Richard Link of Soldotna knew that he had a record-breaker on his hand when he harvested his 14-pound, 37 3/8-inch (44 inches when measured by the curve) cucumber earlier this year.
A problem arose, however, when the Swan Lake Fire — which has been burning on the Kenai Peninsula since June 5 — jumped across the Sterling Highway two weeks ago and led to multiple road closures and delays. The Sterling Highway is part of the only road route to Palmer from Soldotna, so Link and his cucumber were essentially stranded on the Kenai Peninsula.
Even though Link had already looked up the previous record and knew that he had it beat, the road closures had him ready to throw in the towel. Luckily his wife, Ludy, was determined to get that cucumber to Palmer.
Ludy contacted her sister in Anchorage and made a plan to transport the gourd by plane from Kenai to Anchorage. Grant Aviation cut them a deal and agreed to fly the cucumber for just $30. So the Links dropped it off at the Kenai airport and Ludy’s sister picked it up when it landed in Anchorage.
From there, the Links’ daughter-in-law drove down from Eagle River to pick it up in Anchorage. To complete the family relay race, the Links’ daughter-in-law got it to the fair in Palmer by the time it was set to be judged on the afternoon of Wednesday, Aug. 21.
This is his first year submitting a cucumber to judging at the State Fair, but Link has been growing cucumbers for the past five years or so.
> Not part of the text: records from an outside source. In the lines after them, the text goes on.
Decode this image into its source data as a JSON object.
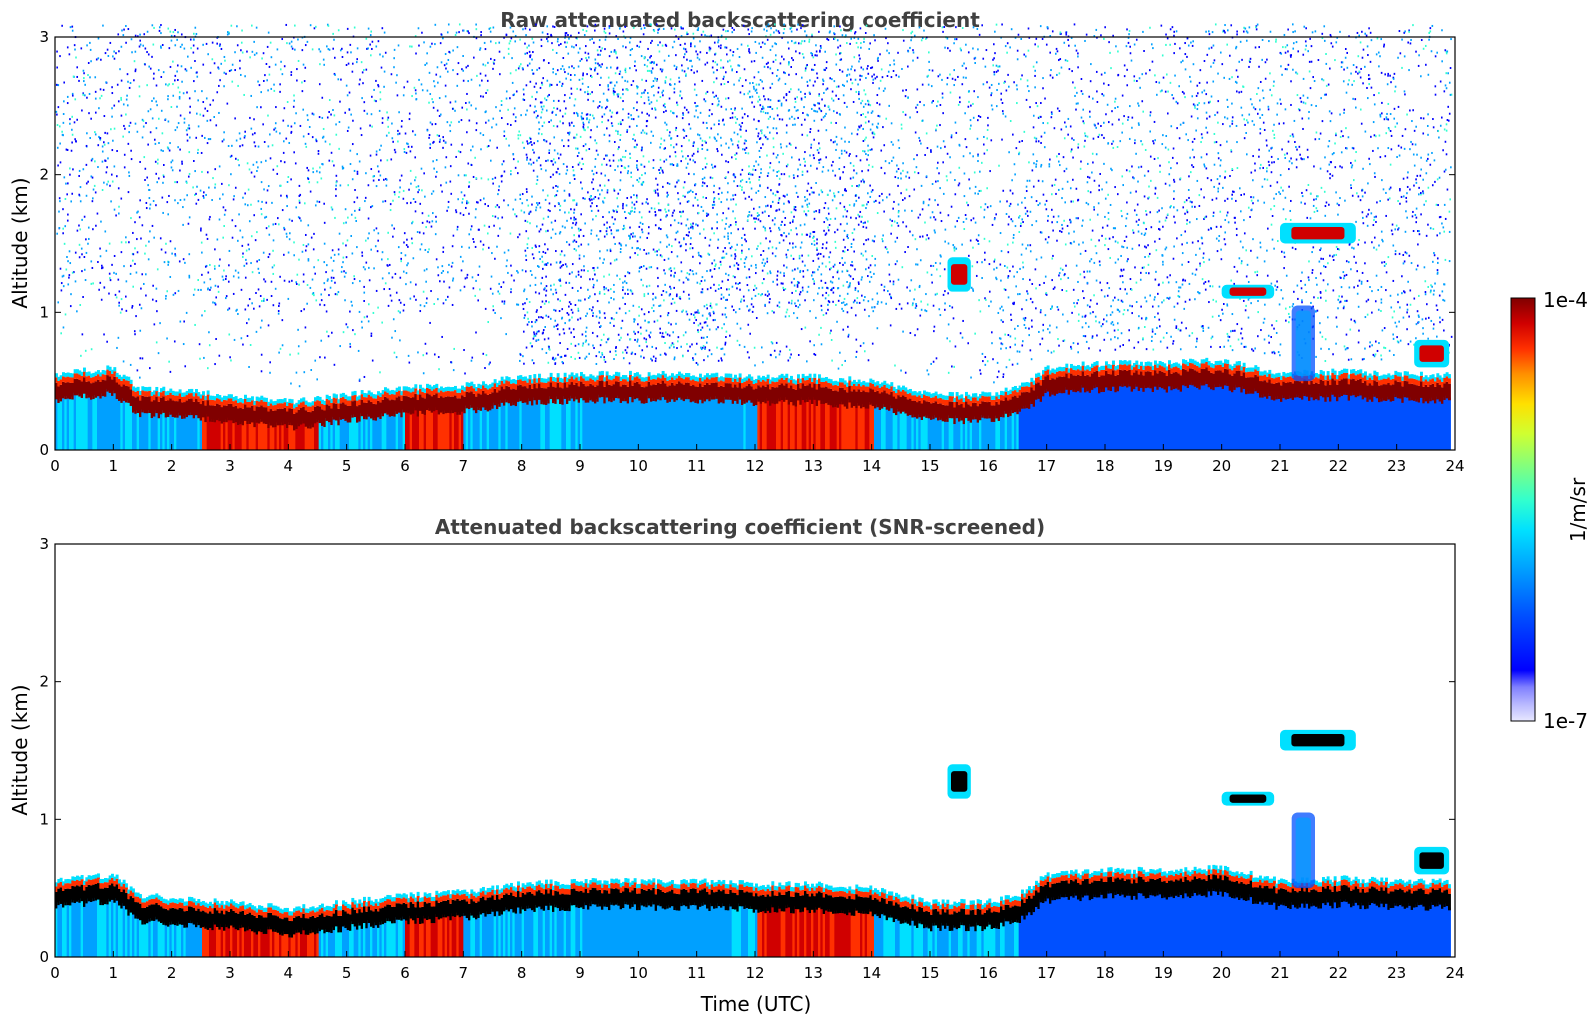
{
  "chart_data": [
    {
      "type": "heatmap",
      "title": "Raw attenuated backscattering coefficient",
      "ylabel": "Altitude (km)",
      "xlabel": "",
      "xlim": [
        0,
        24
      ],
      "ylim": [
        0,
        3
      ],
      "xticks": [
        0,
        1,
        2,
        3,
        4,
        5,
        6,
        7,
        8,
        9,
        10,
        11,
        12,
        13,
        14,
        15,
        16,
        17,
        18,
        19,
        20,
        21,
        22,
        23,
        24
      ],
      "yticks": [
        0,
        1,
        2,
        3
      ],
      "boundary_layer_top_km": [
        [
          0,
          0.5
        ],
        [
          1,
          0.55
        ],
        [
          1.4,
          0.4
        ],
        [
          2,
          0.38
        ],
        [
          3,
          0.35
        ],
        [
          4,
          0.3
        ],
        [
          5,
          0.35
        ],
        [
          6,
          0.4
        ],
        [
          7,
          0.42
        ],
        [
          8,
          0.48
        ],
        [
          9,
          0.5
        ],
        [
          10,
          0.5
        ],
        [
          11,
          0.5
        ],
        [
          12,
          0.48
        ],
        [
          13,
          0.48
        ],
        [
          14,
          0.45
        ],
        [
          15,
          0.35
        ],
        [
          16,
          0.35
        ],
        [
          16.5,
          0.4
        ],
        [
          17,
          0.55
        ],
        [
          18,
          0.58
        ],
        [
          19,
          0.58
        ],
        [
          20,
          0.6
        ],
        [
          21,
          0.5
        ],
        [
          22,
          0.52
        ],
        [
          23,
          0.5
        ],
        [
          24,
          0.5
        ]
      ],
      "features": [
        {
          "kind": "cloud",
          "x": [
            21.0,
            22.3
          ],
          "y_km": [
            1.5,
            1.65
          ]
        },
        {
          "kind": "cloud",
          "x": [
            20.0,
            20.9
          ],
          "y_km": [
            1.1,
            1.2
          ]
        },
        {
          "kind": "cloud",
          "x": [
            15.3,
            15.7
          ],
          "y_km": [
            1.15,
            1.4
          ]
        },
        {
          "kind": "precipitation",
          "x": [
            21.2,
            21.6
          ],
          "y_km": [
            0.5,
            1.05
          ]
        },
        {
          "kind": "cloud",
          "x": [
            23.3,
            23.9
          ],
          "y_km": [
            0.6,
            0.8
          ]
        }
      ]
    },
    {
      "type": "heatmap",
      "title": "Attenuated backscattering coefficient (SNR-screened)",
      "ylabel": "Altitude (km)",
      "xlabel": "Time (UTC)",
      "xlim": [
        0,
        24
      ],
      "ylim": [
        0,
        3
      ],
      "xticks": [
        0,
        1,
        2,
        3,
        4,
        5,
        6,
        7,
        8,
        9,
        10,
        11,
        12,
        13,
        14,
        15,
        16,
        17,
        18,
        19,
        20,
        21,
        22,
        23,
        24
      ],
      "yticks": [
        0,
        1,
        2,
        3
      ]
    }
  ],
  "colorbar": {
    "label": "1/m/sr",
    "max_label": "1e-4",
    "min_label": "1e-7",
    "scale": "log",
    "colors": [
      "#e8e8ff",
      "#b8b8ff",
      "#8080ff",
      "#0000ff",
      "#0050ff",
      "#00a0ff",
      "#00e0ff",
      "#30ffd0",
      "#80ff80",
      "#d0ff30",
      "#ffe000",
      "#ff9000",
      "#ff3000",
      "#d00000",
      "#800000"
    ]
  }
}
Each year he likes to try out a few different varieties to see how well they grow, and this year he just happened to pick a winner: the Armenian cucumber.
The Armenian variety is a lighter shade of green, has deeper ridges and tends to be longer and thinner than other varieties. Link said that he prefers growing the longer varieties and noted that the taste of his Armenian cucumbers was sweeter than most.
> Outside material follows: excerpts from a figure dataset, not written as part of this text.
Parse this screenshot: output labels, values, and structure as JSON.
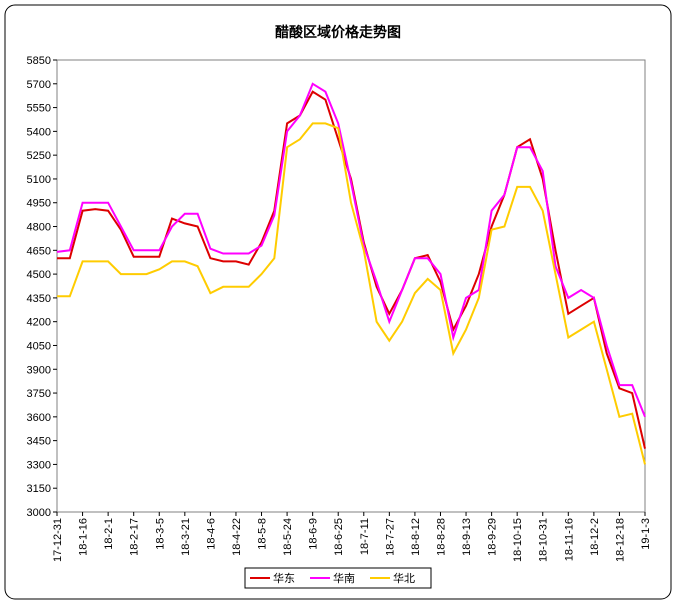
{
  "chart_data": {
    "type": "line",
    "title": "醋酸区域价格走势图",
    "categories": [
      "17-12-31",
      null,
      "18-1-16",
      null,
      "18-2-1",
      null,
      "18-2-17",
      null,
      "18-3-5",
      null,
      "18-3-21",
      null,
      "18-4-6",
      null,
      "18-4-22",
      null,
      "18-5-8",
      null,
      "18-5-24",
      null,
      "18-6-9",
      null,
      "18-6-25",
      null,
      "18-7-11",
      null,
      "18-7-27",
      null,
      "18-8-12",
      null,
      "18-8-28",
      null,
      "18-9-13",
      null,
      "18-9-29",
      null,
      "18-10-15",
      null,
      "18-10-31",
      null,
      "18-11-16",
      null,
      "18-12-2",
      null,
      "18-12-18",
      null,
      "19-1-3"
    ],
    "series": [
      {
        "name": "华东",
        "color": "#dd0000",
        "values": [
          4600,
          4600,
          4900,
          4910,
          4900,
          4780,
          4610,
          4610,
          4610,
          4850,
          4820,
          4800,
          4600,
          4580,
          4580,
          4560,
          4700,
          4900,
          5450,
          5500,
          5650,
          5600,
          5350,
          5100,
          4700,
          4420,
          4250,
          4400,
          4600,
          4620,
          4450,
          4150,
          4300,
          4500,
          4800,
          5000,
          5300,
          5350,
          5100,
          4650,
          4250,
          4300,
          4350,
          4000,
          3780,
          3750,
          3400
        ]
      },
      {
        "name": "华南",
        "color": "#ff00ff",
        "values": [
          4640,
          4650,
          4950,
          4950,
          4950,
          4800,
          4650,
          4650,
          4650,
          4800,
          4880,
          4880,
          4660,
          4630,
          4630,
          4630,
          4680,
          4870,
          5400,
          5500,
          5700,
          5650,
          5450,
          5080,
          4680,
          4450,
          4200,
          4400,
          4600,
          4600,
          4500,
          4100,
          4350,
          4400,
          4900,
          5000,
          5300,
          5300,
          5150,
          4550,
          4350,
          4400,
          4350,
          4050,
          3800,
          3800,
          3600
        ]
      },
      {
        "name": "华北",
        "color": "#ffcc00",
        "values": [
          4360,
          4360,
          4580,
          4580,
          4580,
          4500,
          4500,
          4500,
          4530,
          4580,
          4580,
          4550,
          4380,
          4420,
          4420,
          4420,
          4500,
          4600,
          5300,
          5350,
          5450,
          5450,
          5420,
          4950,
          4650,
          4200,
          4080,
          4200,
          4380,
          4470,
          4400,
          4000,
          4150,
          4350,
          4780,
          4800,
          5050,
          5050,
          4900,
          4500,
          4100,
          4150,
          4200,
          3900,
          3600,
          3620,
          3300
        ]
      }
    ],
    "ylim": [
      3000,
      5850
    ],
    "yticks": [
      3000,
      3150,
      3300,
      3450,
      3600,
      3750,
      3900,
      4050,
      4200,
      4350,
      4500,
      4650,
      4800,
      4950,
      5100,
      5250,
      5400,
      5550,
      5700,
      5850
    ],
    "grid": false,
    "legend": "bottom"
  }
}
“It’s almost like a cross between a cucumber and a melon,” Link said.
Cucumbers are meant to grow in subtropical climates and are very susceptible to frost, so Link has to cultivate his in a high tunnel. This year’s winner spent about two and a half months growing in Link’s high tunnel, and Link said that he noticed early on it was going to be way bigger than he expected.
“At one point I had to make a sling for it so that it could hang horizontally and wouldn’t fall off the vine,” Link said.
When asked if he planned on entering the contest again next year, Link’s answer was a definite yes.
“I’m hooked now,” Link said.
Link said that this summer offered extraordinary yields with more than just his cucumbers. For example, Link has several beehives and said that this year he was able to collect 15 gallons of honey from each one. Normally he collects about 5 gallons. Link also entered a zucchini into the Kenai Peninsula Fair in Ninilchik this year which won best in show.
Link’s advice to would-be cucumber farmers is to persevere through any obstacles that may arise, whether it’s having to build a sling to support them or buying a plane ticket to fly them over a fire.